Ambulans na XM to prawie jak ambulans na Tatrze 613 Rýchla zdravotnícka pomoc
Ale bym był wieziony….
W Polsce też powstawały różne wersje naszych rodzimych konstrukcji. “Jamnik”, “Ryjek”, Analog… Większość materiałów dot. raczej przedłużonego 125p, a tutaj wydłużony Polonez ’82 http://ikm.wz.cz/index.php?module=articles&action=show_article&id=0000000170 .
TomiTurbo: nie c5 sie nie doczekał. Conajwyżej c6 się nie doczekał takiej wersji bo c5 to model z linii GS-BX-xantia-c5, a nie z linii DS-CX-XM-C6.

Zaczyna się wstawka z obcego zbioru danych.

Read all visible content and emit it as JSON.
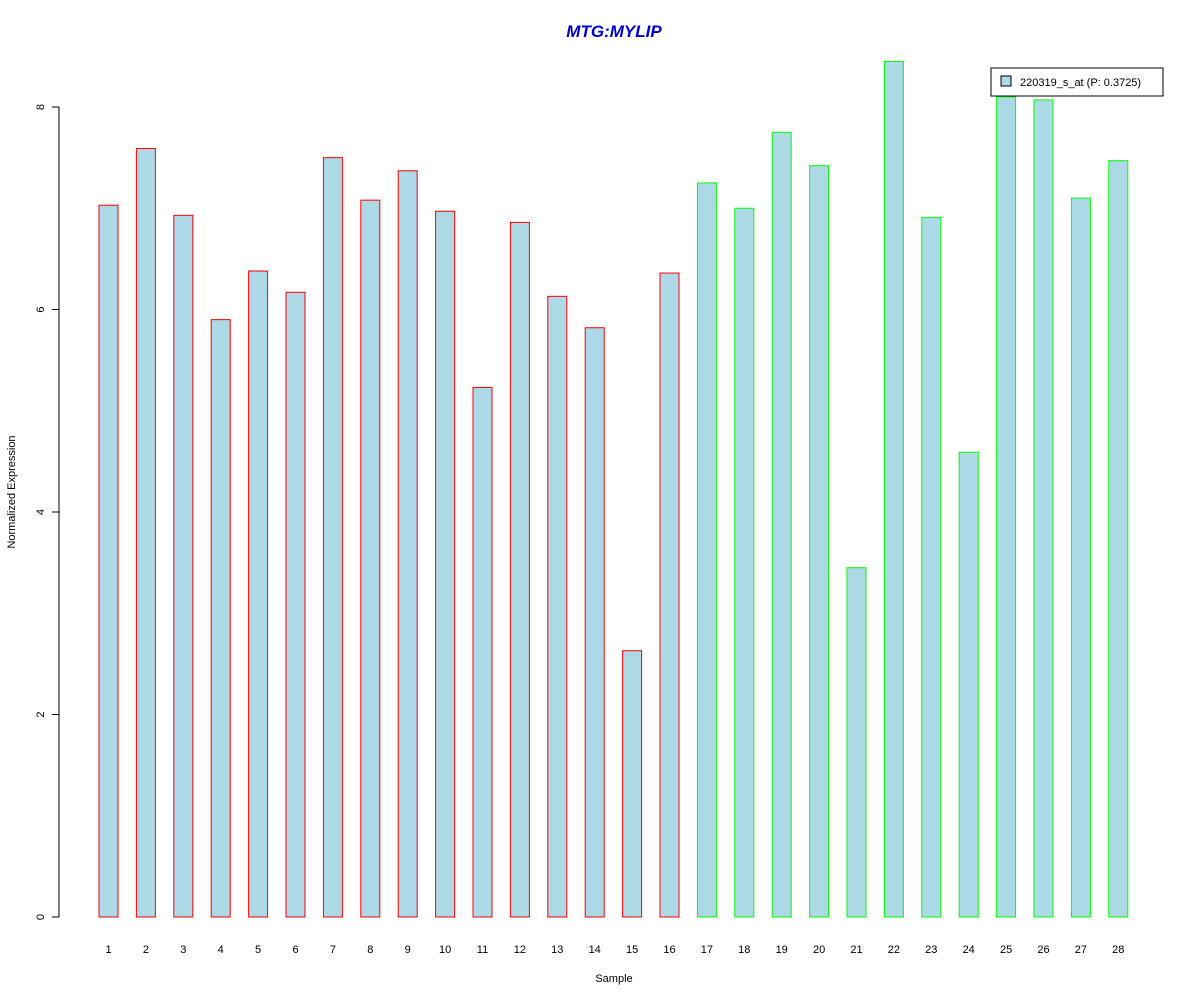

ja z troche innej beczki: czy rajdowe wersje deesek tez mialy hydropneumatyczne zawieszenie? jesli tak, to jak sie sprawowaly?
kuba
jasne, że miały hydro, po co mieliby zmieniać zawieszenie na gorsze?
jeździły dwa typy, ID z prostszym zawieszeniem i DS z tym bardziej zaawansowanym
trochę nawet powygrywały: http://www.citroenet.org.uk/sport/ds-rally-cars-01.html
no i był przecież b grupowy citroen BX, ale chyba tylko raz wystartował i sie zepsuł, a potem zawiesili B grupę po serii wypadków
http://www.youtube.com/watch?v=Rc9fcrp95pI
i to też z tego co wiem miało hydraulikę
Jest taki BX nawet na sprzedaż za zaledwie 105tys. euro:
http://www.carandclassic.co.uk/car/C106930
i wymaga trochę włożyć w niego pracy i pieniędzy.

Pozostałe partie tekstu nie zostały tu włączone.